How the Russian bear has mauled investors

The bear is baring its teeth again in Russia, and in more ways than one. The RTS index is now in bear-market territory, down over 20% from its May record peak, with the slide accelerating in the past few days as political risk has flared up again. The dispute between BP and its Russian partners in the joint venture TNK-BP has turned ugly. The venture’s chief executive, Robert Dudley, has left the country, citing uncertainty over the status of his work visa and “sustained harassment of the company and myself”.

While the government has said it will not intervene, the upshot of this latest “bear bites man story” is that a “Kremlin-backed energy giant” is likely to take control of the venture, says The Wall Street Journal. Prime minister Putin has previously shunted aside other big players, such as Yukos’s Mikhail Khodorkovsky – he was imprisoned and the company broken up – in his quest to “Kremlinise” oil and gas wealth.
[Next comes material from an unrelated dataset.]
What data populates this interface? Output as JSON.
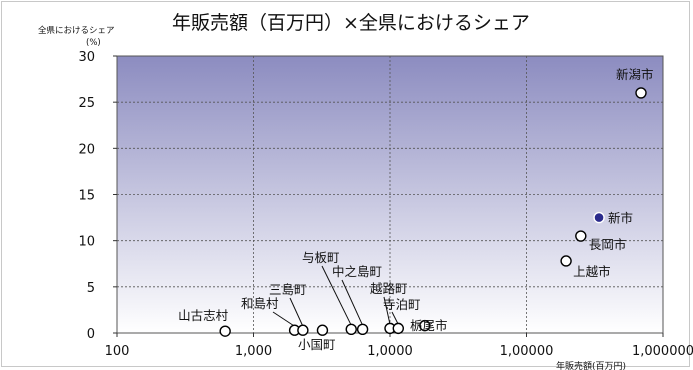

Putin’s attack on the billionaire owner of mining group Mechel for allegedly overcharging steel manufacturers for coal and evading taxes also raised the spectre of a second Yukos affair. “If this is an indication of things to come, Russia’s reputation will be damaged beyond repair,” says Jack Dzierwa of US Global Investors. According to UralSib’s Chris Weafer, “the last train carrying the optimists out of Russian equities has just left the station”.

But Nelli Sharushkina of newsletter group Energy Intelligence is confident  sentiment will rebound: predictions that no one would invest in Russia post-Yukos turned out to be “absolutely wrong”. One reason to like Russia is the consumer boom, with the fast-expanding middle-class splurging cash after strong wage rises over the past few years. Retail sales are growing by over 10% a year, while car sales grew by 41% in the first half.

In addition, says Capital Economics, a planned $1trn investment programme bodes well for infrastructure firms. Note too that any “fresh assault” on investors is likely to be confined to industries deemed of “strategic importance” – energy, in short – and that Russia scores quite well on investor protection when it comes to firms outside the energy industry. The market’s pe ratio, furthermore, is at a two-year low of 10.7. So if investors’ “worst fears go unrealised”, there could be a strong rebound in the coming months.

But clouding the outlook is the sliding oil price – energy stocks comprise around half the index – and the fact that global investor sentiment has been “shot to pieces”, as Weafer puts it. Ongoing worries over the credit crunch and the global economy do nothing to bolster the appeal of risky emerging markets.

What’s more, like many emerging markets, Russia has an inflation problem, raising the spectre of a hard landing if prices continue to rise. The growth rate, an annual 8.7% in the first quarter, is “too high”, according to the European Bank for Reconstruction and Development. Inflation is running at 15% and extends beyond food and energy prices; domestic demand is increasing much faster than GDP and there are shortages in the labour market, says Edward Hugh on Seeking Alpha. This all points to “overheating”. So even if political worries dissipate soon, investors may be in for a rocky ride.